Funeral services were held on Sunday to commemorate 17 lives lost a week ago when New York City’s deadliest fire in decades tore through an apartment building in the Bronx. All the victims were of West African origin, from Gambia, Mali and Guinea. Half of them were children; the youngest was 2.
Fifteen caskets arrived at the Islamic Cultural Center on Sunday morning, at around the same time of day that the tragedy had occurred a week earlier, when a space heater caught fire. (A separate service had been held on Wednesday for the other two victims, from Mali.)
Many residents had complained about insufficient heating, and many of the families in the building owned space heaters.
The leader of the Islamic center, Sheikh Musa Drammeh, used the occasion to denounce the living conditions that allowed the fire to occur, directing his words to elected officials who had arrived to pay their respects, including Mayor Eric Adams, Senator Chuck Schumer and Attorney General Letitia James.

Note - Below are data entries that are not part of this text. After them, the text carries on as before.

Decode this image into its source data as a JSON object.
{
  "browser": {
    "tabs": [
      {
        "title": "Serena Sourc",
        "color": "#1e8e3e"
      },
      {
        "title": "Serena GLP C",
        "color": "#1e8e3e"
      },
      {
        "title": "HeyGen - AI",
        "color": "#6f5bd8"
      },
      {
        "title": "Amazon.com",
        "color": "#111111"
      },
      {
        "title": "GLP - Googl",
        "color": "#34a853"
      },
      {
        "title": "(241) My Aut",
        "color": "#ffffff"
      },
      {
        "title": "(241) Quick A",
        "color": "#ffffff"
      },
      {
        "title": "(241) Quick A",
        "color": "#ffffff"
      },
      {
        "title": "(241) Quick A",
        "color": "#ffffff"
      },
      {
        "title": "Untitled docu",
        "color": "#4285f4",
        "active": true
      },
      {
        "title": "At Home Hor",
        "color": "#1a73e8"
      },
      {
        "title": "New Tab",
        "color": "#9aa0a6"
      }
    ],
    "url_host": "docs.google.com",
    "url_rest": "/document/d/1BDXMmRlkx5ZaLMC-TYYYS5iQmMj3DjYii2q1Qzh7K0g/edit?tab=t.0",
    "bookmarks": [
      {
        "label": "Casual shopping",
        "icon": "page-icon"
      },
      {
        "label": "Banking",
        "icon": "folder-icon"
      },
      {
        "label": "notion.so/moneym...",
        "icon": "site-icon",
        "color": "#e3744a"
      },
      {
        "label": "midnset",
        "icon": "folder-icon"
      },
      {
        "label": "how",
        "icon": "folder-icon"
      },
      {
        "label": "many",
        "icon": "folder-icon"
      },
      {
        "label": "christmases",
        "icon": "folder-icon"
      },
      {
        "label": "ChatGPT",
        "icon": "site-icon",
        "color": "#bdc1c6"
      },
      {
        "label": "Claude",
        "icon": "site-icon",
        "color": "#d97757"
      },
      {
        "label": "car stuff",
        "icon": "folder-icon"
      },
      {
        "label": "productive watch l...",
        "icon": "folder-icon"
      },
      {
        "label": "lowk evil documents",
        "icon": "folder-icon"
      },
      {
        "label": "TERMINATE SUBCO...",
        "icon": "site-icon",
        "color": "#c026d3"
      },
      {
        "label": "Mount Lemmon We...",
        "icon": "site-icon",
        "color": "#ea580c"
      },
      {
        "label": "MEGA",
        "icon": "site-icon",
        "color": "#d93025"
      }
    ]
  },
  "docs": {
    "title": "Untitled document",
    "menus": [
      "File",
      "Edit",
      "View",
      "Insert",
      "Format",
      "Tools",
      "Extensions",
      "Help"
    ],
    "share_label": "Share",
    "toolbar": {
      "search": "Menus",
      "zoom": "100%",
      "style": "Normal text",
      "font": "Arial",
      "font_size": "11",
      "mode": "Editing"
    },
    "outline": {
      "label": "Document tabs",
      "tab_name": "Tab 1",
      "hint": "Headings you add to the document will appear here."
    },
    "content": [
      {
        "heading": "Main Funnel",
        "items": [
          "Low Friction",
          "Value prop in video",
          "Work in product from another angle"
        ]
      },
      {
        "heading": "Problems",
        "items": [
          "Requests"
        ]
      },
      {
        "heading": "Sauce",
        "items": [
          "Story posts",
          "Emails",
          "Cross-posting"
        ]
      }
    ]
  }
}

“If these people lived in Midtown Manhattan, this wouldn’t have happened. They would not have needed space heaters. The conditions in which they lived in the Bronx caused their death,” he said, turning toward the officials and adding: “Mr. Mayor, you heard? Mr. Schumer, you heard?”
What follows are scenes from the community mourning over the weekend:
A crowd gathered outside the Islamic Cultural Center on Sunday.
Family members and neighbors gathered in tents as the caskets arrived at the center on Sunday, one for women and another for male mourners.
Mourners walked into the center for the prayer service on Sunday.
Photos of the victims were placed on a memorial in front of the Twin Parks North West building on Friday.
The crowd watched as coffins were brought into the center on Sunday.
Hearses lined the streets as the coffins arrived.
Anita Konate cried for the fire victims as she stood outside the center on Sunday.
Mourners held onto a coffin as it is rolled through the crowd.
The men’s prayer room was packed Sunday morning.
Members of the New York City Fire Department attended the prayer service.
The room was packed so tightly that the imam had to repeatedly shout to clear a path so that the coffins could be brought in and be arranged.
“What is happening here in the Bronx, it is what is happening across our city, where the communities with Black, brown and immigrant people are,” New York City Mayor Eric Adams said on Sunday. “It’s time to end those inequalities so we don’t have our babies and our families torn apart by tragedy. The American dream for too many burned in that fire.”
The community at Masjid-Ur-Rahmah grieved while Imam Musa Kabba delivered a sermon during a separate prayer service on Friday.
The victims, who included eight children, lost their lives from smoke inhalation, according to the city’s medical examiner.
Those who could not get inside the center for the Sunday service watched through the windows.